Because of this issue, board members suggested at the meeting last Thursday
in Santa Monica that teachers should supplement lessons with additional
written material that addresses what is left out of the textbooks from
publisher Pearson’s myPerspectives curriculum.
“Kids are going to learn something [from Pearson’s textbooks],”
Board member Oscar de la Torre said. “But they’re not learning
more than we’ve been learning for the past 50 years. It’s
not that engaging.”
He said that he “flipped through” the teacher’s edition
of one of the textbooks, and “Latinos show up only once.”
“It’s a story about the Dominican Republic,” de la
Torre said. “Mexicans probably don’t show up even once.”
De la Torre said he was disappointed that a section of the textbook on
protest is mostly about the civil rights movement of the 1960s and focuses
on African-Americans, while excluding LGBT and Latino movements.

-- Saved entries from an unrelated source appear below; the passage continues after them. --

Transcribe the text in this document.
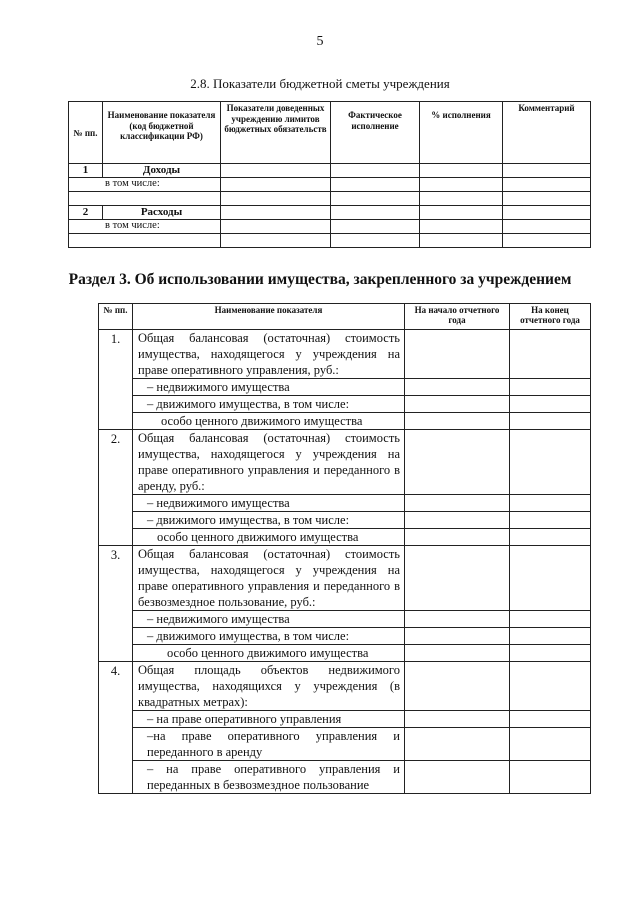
5
2.8. Показатели бюджетной сметы учреждения
№ пп.	Наименование показателя (код бюджетной классификации РФ)	Показатели доведенных учреждению лимитов бюджетных обязательств	Фактическое исполнение	% исполнения	Комментарий
1	Доходы				
в том числе:					

2	Расходы				
в том числе:					

Раздел 3. Об использовании имущества, закрепленного за учреждением
№ пп.	Наименование показателя	На начало отчетного года	На конец отчетного года
1.	Общая балансовая (остаточная) стоимость имущества, находящегося у учреждения на праве оперативного управления, руб.:		
	– недвижимого имущества		
	– движимого имущества, в том числе:		
	особо ценного движимого имущества		
2.	Общая балансовая (остаточная) стоимость имущества, находящегося у учреждения на праве оперативного управления и переданного в аренду, руб.:		
	– недвижимого имущества		
	– движимого имущества, в том числе:		
	особо ценного движимого имущества		
3.	Общая балансовая (остаточная) стоимость имущества, находящегося у учреждения на праве оперативного управления и переданного в безвозмездное пользование, руб.:		
	– недвижимого имущества		
	– движимого имущества, в том числе:		
	особо ценного движимого имущества		
4.	Общая площадь объектов недвижимого имущества, находящихся у учреждения (в квадратных метрах):		
	– на праве оперативного управления		
	–на праве оперативного управления и переданного в аренду		
	– на праве оперативного управления и переданных в безвозмездное пользование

Board member Richard Tahvildaran-Jesswein also addressed the LGBT issue.
“In my initial perusal [of the textbooks], there are the narratives
on identity, but based on race and ethnicity,” he said. “What
I wasn’t able to see at first glance was whether or not there are
narratives of lesbian, gay, transgender and bisexual people.”

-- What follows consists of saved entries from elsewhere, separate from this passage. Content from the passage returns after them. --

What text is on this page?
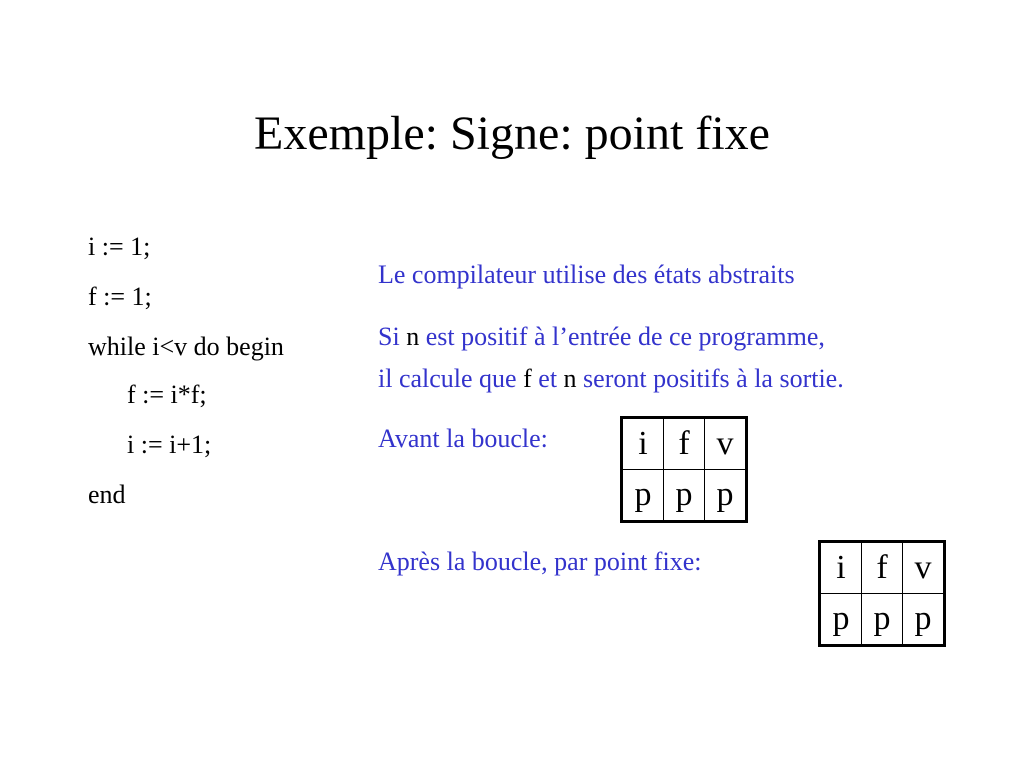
Exemple: Signe: point fixe
i := 1;
f := 1;
while i<v do begin
f := i*f;
i := i+1;
end
Le compilateur utilise des états abstraits
Si n est positif à l’entrée de ce programme,
il calcule que f et n seront positifs à la sortie.
Avant la boucle:	i	f	v
p	p	p
Après la boucle, par point fixe:	i	f	v
p	p	p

Ellen Edeburn, SMMUSD’s director of secondary curriculum and instruction,
told the board that Pearson also provides an “enormous list of novels,”
from which the District hasn’t selected titles yet.
“I would assume that’s where we are going to see recognition
of our LGBTQ community, within the novels,” she said.
Pearson’s curriculum was selected by District staff after a process
involving teachers and other staff, including the heads of the English
departments at the three high schools, as well as surveys.
A description of the myPerspectives curriculum on Pearson’s website
says the students will “read classic and contemporary texts that
span time periods and cultures.”
It adds that students will “engage in meaningful activities that
inspire thoughtful conversation, discussion, and debate.”
The board is expected to approve the adoption of the textbooks at the
next meeting on June 2 despite the objections.
Board member Ralph Mechur said teachers should supplement the textbooks
with material that could “cover LGBT, cultural ethnic studies, cultural
relevancy -- things we feel should be highlighted possibly stronger than
they are" in the text books.
Other board members agreed with Mechur’s suggestion.